Cuando el adivino volvió a quedar solo, se le acercó una dulce y bella doncella de la tribu llamada Churrinche, y le hizo notar al venerable anciano que una flor era insuficiente para lograr el propósito de hacer perdurar, por los siglos de los siglos, el heroísmo con que el charrúa defendería la independencia de la tierra natal.
-Yo pienso -le dijo- que aunque el árbol, por estar fijo hablará de las glorias de la raza, hablará tan solo junto a los ríos y sin más voz que aquella que le de el pampero cuando haga mover sus ramas.
-Será así -sentenció el Adivino-. ¿Pero qué deseas tú?
-Quisiera que el recuerdo y el amor a la libertad de nuestra raza, no viviera sólo en las márgenes de los ríos, sino que dotado de alas, anduviese continuamente evocando el alma del charrúa bajo el cielo de nuestra tierra.

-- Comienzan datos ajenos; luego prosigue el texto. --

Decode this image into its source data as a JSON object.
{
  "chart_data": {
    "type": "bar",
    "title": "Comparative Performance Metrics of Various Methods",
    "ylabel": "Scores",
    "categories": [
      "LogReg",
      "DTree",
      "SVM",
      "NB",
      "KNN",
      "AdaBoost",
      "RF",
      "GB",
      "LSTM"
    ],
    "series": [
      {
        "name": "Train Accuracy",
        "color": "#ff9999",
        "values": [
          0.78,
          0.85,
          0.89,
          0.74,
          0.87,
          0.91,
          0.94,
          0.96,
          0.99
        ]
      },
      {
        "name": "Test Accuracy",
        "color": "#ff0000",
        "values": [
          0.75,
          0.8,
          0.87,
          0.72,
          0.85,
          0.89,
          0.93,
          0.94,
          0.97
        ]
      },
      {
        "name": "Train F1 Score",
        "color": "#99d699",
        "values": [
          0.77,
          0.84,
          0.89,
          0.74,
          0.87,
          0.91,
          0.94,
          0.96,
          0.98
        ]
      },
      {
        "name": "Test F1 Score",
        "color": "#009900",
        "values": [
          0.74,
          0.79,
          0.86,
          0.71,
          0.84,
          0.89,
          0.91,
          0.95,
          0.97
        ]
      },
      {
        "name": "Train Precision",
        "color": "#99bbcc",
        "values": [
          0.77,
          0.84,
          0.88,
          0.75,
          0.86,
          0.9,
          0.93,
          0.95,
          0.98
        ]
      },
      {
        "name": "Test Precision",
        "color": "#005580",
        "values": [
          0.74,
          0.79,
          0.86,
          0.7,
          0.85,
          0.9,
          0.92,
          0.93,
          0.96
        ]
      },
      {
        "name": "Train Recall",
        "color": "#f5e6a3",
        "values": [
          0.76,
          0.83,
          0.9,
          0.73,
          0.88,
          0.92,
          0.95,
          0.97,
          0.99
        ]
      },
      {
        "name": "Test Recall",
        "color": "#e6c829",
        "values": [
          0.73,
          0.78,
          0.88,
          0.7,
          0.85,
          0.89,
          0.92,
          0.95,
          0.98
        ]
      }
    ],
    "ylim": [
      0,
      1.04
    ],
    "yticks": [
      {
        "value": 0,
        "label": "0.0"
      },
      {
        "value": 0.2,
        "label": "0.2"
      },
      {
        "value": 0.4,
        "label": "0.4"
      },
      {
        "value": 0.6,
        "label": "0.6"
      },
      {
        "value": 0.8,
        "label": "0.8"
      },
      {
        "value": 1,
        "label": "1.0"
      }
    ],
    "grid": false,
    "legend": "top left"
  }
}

Meditó el anciano unos instantes, y luego como inspirado por el dios de la luz, Tupá, dijo levantando la frente:
-Bien. La joven que consuele y aliente al primer guerrero herido enjugando su sangre, será como una flor del árbol que ha creado alas.
-Esa quisiera ser yo, -afirmó con entusiasmo Churrinche.
-Lo serás y llevará tu nombre: Churrinche.
Partió ya casi con la ligereza de un ave, Churrinche, al sitio de la batalla.
Los charrúas, que se habían emboscado, comenzaron a hacer bajas al invasor sin recibir ellos ninguna, y hasta lograron matar de un certero flechazo en la axila al jefe de la expedición española en el instante en que plantaba el estandarte de Castilla para tomar posesión en nombre de su rey. Pero los españoles reaccionaron y comenzaron a devolver los golpes. El primer herido fue Zuanandí, quien sostenido por el Cacique y consolado por Churrinche, volvió a la presencia del Adivino.
-Envidiadme, -dijo el heroico guerrero-. Soy el primero que derrama su sangre en defensa de la libertad, y yo seré ese árbol prodigioso que han de llamar Ceibo. Nada me importa que mi carne duela.
-Aquí tienes mis manos para restañar tus heridas -dijo ofreciéndoselas Churrinche.
-Ellas han calmado mi dolor.
-De acuerdo con mi promesa, sentenció el Adivino, transformándote tú, Zuanandí, en ceibo, y tú, Churrinche, en un ave roja como su flor y la sangre que has restañado.
Al conjuro de estas palabras el bosque nativo fue testigo del prodigio. Poco a poco, Zuanandí, que sostenido por Churrinche se mantenía aún en pie, fue trocándose en el árbol simbólico, y luego la grácil figura de su compañera, en el pájaro de su nombre, aquel que prefiere la muerte a la esclavitud.